The detainees — Mustaq Ali Patel, Ridouane Khalid and Khaled Ben Mustafa — were being held by the French counterterrorism agency known as DST (search), the officials said on condition of anonymity.

The U.S. Department of Defense confirmed the transfer but declined to give details, citing operational and security considerations.

The three men were among seven French citizens captured in the U.S.-led campaign that toppled Afghanistan's hard-line Taliban (search) regime in late 2001. They spent more than two years at Guantanamo.

The four others — Mourad Benchellali, Imad Kanouni, Nizar Sassi and Brahim Yadel — returned to France in late July and are being held as part of an investigation into suspected terror networks.

French authorities said last month that details were being finalized with American officials about an eventual release of the three remaining detainees.

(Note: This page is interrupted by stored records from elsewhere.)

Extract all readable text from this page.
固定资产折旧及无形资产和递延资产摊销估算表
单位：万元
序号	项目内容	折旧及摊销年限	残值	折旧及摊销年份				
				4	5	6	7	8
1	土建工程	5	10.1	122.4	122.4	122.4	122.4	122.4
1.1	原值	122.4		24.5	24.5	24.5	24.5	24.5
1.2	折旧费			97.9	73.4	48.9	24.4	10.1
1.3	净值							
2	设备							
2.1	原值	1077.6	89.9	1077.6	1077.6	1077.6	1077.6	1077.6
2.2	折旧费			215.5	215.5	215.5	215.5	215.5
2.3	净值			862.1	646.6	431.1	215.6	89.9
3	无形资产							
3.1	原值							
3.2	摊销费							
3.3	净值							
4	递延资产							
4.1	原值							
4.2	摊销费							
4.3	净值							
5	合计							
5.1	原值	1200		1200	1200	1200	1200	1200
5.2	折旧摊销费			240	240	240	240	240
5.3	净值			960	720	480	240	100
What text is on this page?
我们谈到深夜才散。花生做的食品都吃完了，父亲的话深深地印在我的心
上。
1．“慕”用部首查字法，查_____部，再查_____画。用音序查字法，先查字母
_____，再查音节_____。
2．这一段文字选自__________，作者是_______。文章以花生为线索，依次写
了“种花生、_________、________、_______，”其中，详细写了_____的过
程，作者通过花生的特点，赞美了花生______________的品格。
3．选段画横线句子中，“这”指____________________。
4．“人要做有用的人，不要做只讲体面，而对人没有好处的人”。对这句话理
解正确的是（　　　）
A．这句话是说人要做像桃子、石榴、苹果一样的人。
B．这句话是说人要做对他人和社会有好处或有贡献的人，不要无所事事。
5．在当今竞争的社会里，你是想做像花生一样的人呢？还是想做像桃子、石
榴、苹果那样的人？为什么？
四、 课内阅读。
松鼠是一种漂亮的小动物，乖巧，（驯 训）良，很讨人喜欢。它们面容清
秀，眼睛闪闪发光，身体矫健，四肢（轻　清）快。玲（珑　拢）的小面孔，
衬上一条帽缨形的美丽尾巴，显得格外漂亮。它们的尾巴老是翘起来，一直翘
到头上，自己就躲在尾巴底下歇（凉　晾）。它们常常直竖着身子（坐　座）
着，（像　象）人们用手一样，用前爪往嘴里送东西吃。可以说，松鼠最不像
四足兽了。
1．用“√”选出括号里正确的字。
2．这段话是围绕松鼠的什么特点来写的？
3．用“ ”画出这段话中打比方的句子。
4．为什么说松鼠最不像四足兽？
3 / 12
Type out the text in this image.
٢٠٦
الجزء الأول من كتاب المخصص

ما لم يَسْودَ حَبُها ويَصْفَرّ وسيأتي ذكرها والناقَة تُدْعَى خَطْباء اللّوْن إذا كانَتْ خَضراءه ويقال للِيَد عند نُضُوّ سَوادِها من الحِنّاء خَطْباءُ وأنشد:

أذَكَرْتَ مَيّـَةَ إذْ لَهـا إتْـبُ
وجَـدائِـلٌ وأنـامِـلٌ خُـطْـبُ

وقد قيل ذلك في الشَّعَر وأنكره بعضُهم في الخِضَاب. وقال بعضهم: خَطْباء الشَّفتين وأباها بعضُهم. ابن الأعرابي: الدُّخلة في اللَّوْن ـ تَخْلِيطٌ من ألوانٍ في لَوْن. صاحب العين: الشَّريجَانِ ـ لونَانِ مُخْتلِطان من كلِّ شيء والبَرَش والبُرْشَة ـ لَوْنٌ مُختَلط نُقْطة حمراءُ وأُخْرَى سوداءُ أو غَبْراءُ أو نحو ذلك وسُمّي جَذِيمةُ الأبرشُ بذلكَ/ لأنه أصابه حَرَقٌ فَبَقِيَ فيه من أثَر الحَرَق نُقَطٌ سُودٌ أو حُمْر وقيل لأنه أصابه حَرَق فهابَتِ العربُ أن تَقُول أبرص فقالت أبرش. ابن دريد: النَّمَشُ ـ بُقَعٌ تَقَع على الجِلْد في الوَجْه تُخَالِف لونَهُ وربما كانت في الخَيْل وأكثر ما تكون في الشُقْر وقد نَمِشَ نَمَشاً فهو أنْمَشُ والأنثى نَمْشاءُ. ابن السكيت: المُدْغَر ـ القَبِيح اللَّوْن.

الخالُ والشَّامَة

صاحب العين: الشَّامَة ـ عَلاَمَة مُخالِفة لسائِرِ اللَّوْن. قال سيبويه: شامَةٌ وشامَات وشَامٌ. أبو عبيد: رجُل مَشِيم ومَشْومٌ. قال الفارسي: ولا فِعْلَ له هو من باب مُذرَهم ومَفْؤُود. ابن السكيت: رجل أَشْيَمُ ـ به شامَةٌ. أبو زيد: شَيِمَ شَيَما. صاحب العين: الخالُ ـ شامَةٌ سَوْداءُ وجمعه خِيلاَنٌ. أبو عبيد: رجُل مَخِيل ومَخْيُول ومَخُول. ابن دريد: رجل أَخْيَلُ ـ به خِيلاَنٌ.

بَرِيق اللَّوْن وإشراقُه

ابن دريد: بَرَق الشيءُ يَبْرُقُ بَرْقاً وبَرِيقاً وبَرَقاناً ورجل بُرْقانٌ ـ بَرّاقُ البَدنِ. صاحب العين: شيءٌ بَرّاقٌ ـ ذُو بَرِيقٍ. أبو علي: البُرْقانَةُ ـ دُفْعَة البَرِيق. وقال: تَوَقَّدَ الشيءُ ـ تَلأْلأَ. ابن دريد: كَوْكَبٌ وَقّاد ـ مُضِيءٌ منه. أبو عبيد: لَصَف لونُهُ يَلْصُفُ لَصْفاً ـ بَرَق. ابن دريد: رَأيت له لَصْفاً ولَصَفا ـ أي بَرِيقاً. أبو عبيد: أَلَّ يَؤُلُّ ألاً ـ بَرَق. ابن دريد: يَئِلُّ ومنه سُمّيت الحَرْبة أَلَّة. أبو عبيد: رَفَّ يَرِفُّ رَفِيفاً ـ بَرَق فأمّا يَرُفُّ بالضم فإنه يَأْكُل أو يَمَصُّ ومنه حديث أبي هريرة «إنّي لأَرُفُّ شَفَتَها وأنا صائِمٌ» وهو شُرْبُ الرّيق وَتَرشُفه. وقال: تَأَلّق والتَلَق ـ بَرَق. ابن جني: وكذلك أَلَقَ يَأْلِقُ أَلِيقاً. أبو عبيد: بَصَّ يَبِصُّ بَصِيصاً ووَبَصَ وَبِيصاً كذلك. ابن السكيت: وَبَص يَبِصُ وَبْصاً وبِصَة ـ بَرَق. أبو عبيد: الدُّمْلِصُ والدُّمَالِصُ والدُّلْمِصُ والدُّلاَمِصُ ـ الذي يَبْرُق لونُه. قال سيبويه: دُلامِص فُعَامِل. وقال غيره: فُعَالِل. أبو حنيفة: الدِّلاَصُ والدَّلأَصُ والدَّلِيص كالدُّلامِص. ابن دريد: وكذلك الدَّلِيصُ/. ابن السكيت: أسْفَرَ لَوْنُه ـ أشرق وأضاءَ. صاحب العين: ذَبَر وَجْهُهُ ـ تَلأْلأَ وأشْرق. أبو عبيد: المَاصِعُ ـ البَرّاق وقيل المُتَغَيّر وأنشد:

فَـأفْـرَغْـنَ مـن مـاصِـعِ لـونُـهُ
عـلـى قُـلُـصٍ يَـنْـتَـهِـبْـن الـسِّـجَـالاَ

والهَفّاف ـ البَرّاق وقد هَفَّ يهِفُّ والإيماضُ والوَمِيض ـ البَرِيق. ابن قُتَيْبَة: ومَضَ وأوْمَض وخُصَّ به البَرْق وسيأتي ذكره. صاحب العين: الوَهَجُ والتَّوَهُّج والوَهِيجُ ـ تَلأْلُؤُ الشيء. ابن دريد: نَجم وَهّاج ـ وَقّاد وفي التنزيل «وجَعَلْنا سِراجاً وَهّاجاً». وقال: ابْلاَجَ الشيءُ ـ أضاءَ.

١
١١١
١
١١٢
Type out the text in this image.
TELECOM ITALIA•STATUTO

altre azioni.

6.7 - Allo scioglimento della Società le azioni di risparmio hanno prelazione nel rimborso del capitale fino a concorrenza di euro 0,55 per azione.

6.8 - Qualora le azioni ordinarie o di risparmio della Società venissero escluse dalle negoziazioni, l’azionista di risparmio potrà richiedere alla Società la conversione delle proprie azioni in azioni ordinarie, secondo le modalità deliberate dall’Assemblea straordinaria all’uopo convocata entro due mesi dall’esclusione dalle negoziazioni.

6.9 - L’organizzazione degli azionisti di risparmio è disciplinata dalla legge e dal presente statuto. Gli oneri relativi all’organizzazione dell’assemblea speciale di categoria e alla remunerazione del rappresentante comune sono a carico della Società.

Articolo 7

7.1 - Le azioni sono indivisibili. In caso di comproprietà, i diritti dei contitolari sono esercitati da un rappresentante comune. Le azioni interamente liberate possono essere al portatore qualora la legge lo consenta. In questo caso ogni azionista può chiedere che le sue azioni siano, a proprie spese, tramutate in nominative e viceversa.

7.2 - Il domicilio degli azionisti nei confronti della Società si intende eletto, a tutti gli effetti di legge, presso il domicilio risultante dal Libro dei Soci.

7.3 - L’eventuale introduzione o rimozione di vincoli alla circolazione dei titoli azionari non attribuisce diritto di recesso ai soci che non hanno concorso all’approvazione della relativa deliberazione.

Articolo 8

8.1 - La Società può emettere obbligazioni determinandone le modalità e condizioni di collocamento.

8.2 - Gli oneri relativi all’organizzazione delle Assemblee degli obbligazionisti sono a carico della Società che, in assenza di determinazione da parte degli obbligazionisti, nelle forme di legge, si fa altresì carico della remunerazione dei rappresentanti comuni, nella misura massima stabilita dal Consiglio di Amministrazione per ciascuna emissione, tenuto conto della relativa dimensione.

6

Foreign Ministry spokesman Herve Ladsous said the three men had been expected Monday evening, but did not elaborate. Defense lawyer William Bourdon said they were landing at Villacoublay military airport, south of Paris, but he could not confirm their arrival.

The Department of Defense said the handover raised to 211 the number of detainees who have been released from Guantanamo, including 146 who were released and 62 who were transferred to the control of other governments.

It did not specify the reason for the transfer of the three men, but said factors could include "whether the detainee is of further intelligence value to the United States and whether the detainee is believed to pose a continuing threat to the United States if released."

Some 540 prisoners are being held at Guantanamo Bay, according to the Defense Department, many without charge or access to attorneys.

Defense lawyers said the three were likely to go before an investigating judge. They could be held pending investigation under the preliminary charge of "criminal association with a terrorist enterprise" — a charge often used in such cases in France.

Renowned French anti-terrorism magistrate Jean-Louis Bruguiere opened a legal file on the cases in November 2002, after the French nationals were found to be in U.S. custody at Guantanamo.

Khalid's brothers, Djamel and Zinedine, already are being investigated in France on suspicion of involvement in the robbery of more than $1 million to finance terrorism. Zinedine Khalid also is being investigated separately in a case of suspected Chechen terrorism.

Judicial officials said Patel's case could present problems, because he does not appear to have links with Islamic militants and was thought to have been in the Pakistan-Afghanistan region for business reasons when he was detained.

"As for Mr. Patel, from what I know, we're looking at a series of bad coincidences and slightly disastrous random events," Bourdon said last month. "He was in Afghanistan long before the Taliban" controlled the country, he said.

Cousins of the Indian-born former imam say Patel, 45, was a victim of bad luck and bad timing who had settled in Afghanistan in the early to mid-1990s — long before the U.S.-led invasion of the country.